2. Eating Strawberries Could Expose You to Dozens of Pesticides
Strawberries are one of the most popular fruits in the U.S. The average American eats close to 8 pounds a year, “and with them, dozens of pesticides, including chemicals that have been linked to cancer and reproductive damage or are banned in Europe,” EWG’s Bill Walker and Sonya Lunder said in a statement.2
EWG used data from the U.S. Department of Agriculture (USDA), which found strawberries tested in both 2009 and 2014 contained nearly six different pesticides per sample compared to under two per sample for all other produce.3
According to California data, nearly 300 pounds of pesticides were applied to each acre of strawberries grown in the state in 2014. Compare this to corn, which is doused with about 5 pounds of pesticides per acre — and is considered to be a pesticide-intensive crop.
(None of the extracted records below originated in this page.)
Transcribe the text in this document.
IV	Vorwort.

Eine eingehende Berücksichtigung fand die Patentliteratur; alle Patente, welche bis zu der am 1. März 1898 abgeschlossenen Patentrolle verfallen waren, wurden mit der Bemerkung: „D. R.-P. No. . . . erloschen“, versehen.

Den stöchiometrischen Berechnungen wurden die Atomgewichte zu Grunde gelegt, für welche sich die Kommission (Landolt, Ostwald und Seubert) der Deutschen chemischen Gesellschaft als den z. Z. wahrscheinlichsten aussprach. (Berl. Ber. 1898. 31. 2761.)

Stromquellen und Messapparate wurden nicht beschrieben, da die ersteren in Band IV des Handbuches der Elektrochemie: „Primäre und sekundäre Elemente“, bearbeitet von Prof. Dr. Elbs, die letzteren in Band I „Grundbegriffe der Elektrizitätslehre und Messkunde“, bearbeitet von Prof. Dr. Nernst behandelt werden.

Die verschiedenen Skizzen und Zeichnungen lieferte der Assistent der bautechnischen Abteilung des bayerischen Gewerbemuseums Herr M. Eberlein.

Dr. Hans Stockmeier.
Hormone-Disrupting, Potentially Cancer-Causing Pesticides Used on Strawberries
What types of pesticides are used on strawberries? According to EWG:4
- Carbendazim, a hormone-disrupting fungicide that’s banned in the European Union
- Bifenthrin, an insecticide designated a possible human carcinogen by California regulators
- Malathion, a nervous system toxin that the International Agency for Cancer Research also classifies as a probable human carcinogen
The EWG analysis revealed that 40 percent of strawberries tested had residues of 10 or more pesticides (one sample even had 17 different pesticide residues).
It’s also known that some strawberry growers use 60 different pesticides on their fields. Whenever possible, choose organic strawberries or, even better, grow your own.
Strawberries are easy to grow and, as a bonus, they’re perennials and will come back each year in most climates. Plus, when you grow your own you get the satisfaction of harvesting your very own seasonal summer treat. As EWG noted, strawberries have only relatively recently become available year-round:5
“Fresh strawberries once were a seasonal treat, available in limited supply only for a few spring and summer months.
In recent decades the increased use of pesticides and other chemically-aided growing methods have made cheap strawberries available year round, and aggressive marketing campaigns have spurred consumption.”